In the past few weeks, several people have asked me if this is my first child after finding out I'm pregnant. What am I supposed to say? I almost feel like it's a catch 22. On one hand, this isn't my first child. I lost my first child. I never got to meet my first child. But then do I really want to bring that up to someone and watch their face go from smiling to an awkward sympathetic look (especially for someone who has never experienced it...I think it's most awkward for them)? It's not that I want people to feel sorry for me. But I almost feel like if I say "Yes, this is my first", then I'm not acknowledging the precious life I saw on that screen this past summer. Yes, it was early when we lost the baby, but does that make him/her any less of my child? I guess I do want people to acknowledge my last little one's brief existence. I don't want to pretend my lil Peanut never was. But I don't want to put people in a situation they really didn't expect nor ask for. Perhaps it just depends on the person asking and the relationship I have with them. Just something I've been pondering lately.
3 comments:
I always just told people it was my first, unless it was someone who wasn't just a stranger that I wouldn't be seeing again but someone that I had recently met and would be getting to know on a more personal level and staying in my life...then I would tell them our first pregnancy ended in a miscarriage. I think you're right it depends on who it is, I've found that most people mean is this your first child or do you have any others at home; but if it is someone that really cares about you then they will want to know about your first child regardless if they were born into this world or not.

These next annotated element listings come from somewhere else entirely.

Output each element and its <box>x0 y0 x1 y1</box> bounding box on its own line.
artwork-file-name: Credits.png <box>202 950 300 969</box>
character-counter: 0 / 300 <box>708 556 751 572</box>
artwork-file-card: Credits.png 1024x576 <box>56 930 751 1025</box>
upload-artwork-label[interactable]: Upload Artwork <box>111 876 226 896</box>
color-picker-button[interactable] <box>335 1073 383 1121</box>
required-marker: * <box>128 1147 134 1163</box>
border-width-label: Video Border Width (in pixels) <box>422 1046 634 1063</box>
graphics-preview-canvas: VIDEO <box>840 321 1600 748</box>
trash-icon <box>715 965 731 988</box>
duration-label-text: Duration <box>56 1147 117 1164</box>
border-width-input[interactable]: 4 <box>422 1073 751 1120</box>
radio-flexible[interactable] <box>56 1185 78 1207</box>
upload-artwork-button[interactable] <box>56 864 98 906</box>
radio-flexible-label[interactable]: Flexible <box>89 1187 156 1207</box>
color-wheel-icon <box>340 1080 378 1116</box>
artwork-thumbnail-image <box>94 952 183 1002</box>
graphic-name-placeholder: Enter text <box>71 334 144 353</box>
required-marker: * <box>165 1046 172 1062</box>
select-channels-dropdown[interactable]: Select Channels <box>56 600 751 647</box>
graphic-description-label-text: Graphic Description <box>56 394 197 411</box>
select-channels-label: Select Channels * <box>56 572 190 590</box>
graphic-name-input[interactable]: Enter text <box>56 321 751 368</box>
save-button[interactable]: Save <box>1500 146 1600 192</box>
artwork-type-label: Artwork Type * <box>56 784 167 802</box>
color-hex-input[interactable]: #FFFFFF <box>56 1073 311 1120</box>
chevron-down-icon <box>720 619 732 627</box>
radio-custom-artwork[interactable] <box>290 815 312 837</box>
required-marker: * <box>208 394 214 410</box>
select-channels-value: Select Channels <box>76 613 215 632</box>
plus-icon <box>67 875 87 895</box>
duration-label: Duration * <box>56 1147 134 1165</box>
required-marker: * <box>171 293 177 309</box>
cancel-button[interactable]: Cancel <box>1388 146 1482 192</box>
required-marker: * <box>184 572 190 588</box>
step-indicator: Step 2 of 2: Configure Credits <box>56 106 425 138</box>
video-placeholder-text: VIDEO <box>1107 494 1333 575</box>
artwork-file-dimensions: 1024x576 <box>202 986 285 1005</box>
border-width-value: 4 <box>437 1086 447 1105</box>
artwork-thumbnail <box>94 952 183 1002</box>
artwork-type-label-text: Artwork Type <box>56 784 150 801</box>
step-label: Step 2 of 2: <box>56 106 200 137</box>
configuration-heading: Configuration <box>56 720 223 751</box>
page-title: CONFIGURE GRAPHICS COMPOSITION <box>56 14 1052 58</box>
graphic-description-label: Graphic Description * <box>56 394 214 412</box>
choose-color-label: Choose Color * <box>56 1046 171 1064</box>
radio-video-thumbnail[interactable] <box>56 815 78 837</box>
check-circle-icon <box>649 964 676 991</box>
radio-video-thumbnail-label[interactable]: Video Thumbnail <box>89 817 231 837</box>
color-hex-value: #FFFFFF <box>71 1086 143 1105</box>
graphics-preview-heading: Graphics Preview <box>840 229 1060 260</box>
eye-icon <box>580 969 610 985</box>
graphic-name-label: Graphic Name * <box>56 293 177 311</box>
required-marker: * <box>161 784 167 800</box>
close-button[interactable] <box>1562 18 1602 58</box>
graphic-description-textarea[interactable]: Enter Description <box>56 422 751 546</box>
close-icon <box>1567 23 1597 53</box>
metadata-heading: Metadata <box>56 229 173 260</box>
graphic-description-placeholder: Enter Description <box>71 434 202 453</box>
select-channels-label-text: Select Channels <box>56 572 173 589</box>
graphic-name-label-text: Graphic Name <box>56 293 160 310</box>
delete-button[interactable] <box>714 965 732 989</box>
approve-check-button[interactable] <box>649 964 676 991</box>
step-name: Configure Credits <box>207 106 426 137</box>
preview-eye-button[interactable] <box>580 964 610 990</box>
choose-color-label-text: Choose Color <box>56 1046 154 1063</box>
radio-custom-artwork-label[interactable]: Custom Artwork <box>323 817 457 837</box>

I agree with Shawna- I think people just wonder if you have other kids at home, not necessarily how many times you've been pregnant.
It's really hard. Sometimes it is easier to say it to a stranger. I know you don't want pity nad it's hard for people to not give you that look of pity.
I guess you could always say, "We do have one little angel in Heaven and we're so very excited about this new baby." I think when you end the statement with the happy news of a new arrival, people will focus on that part. It's kind of awkward to say, "No, we had a miscarriage."
I hope that helps! I know I told people about my first miscarriage and they just gawked at me and then turned and walked away. It made me feel worse. Sometimes it is worth it to hold it in your heart.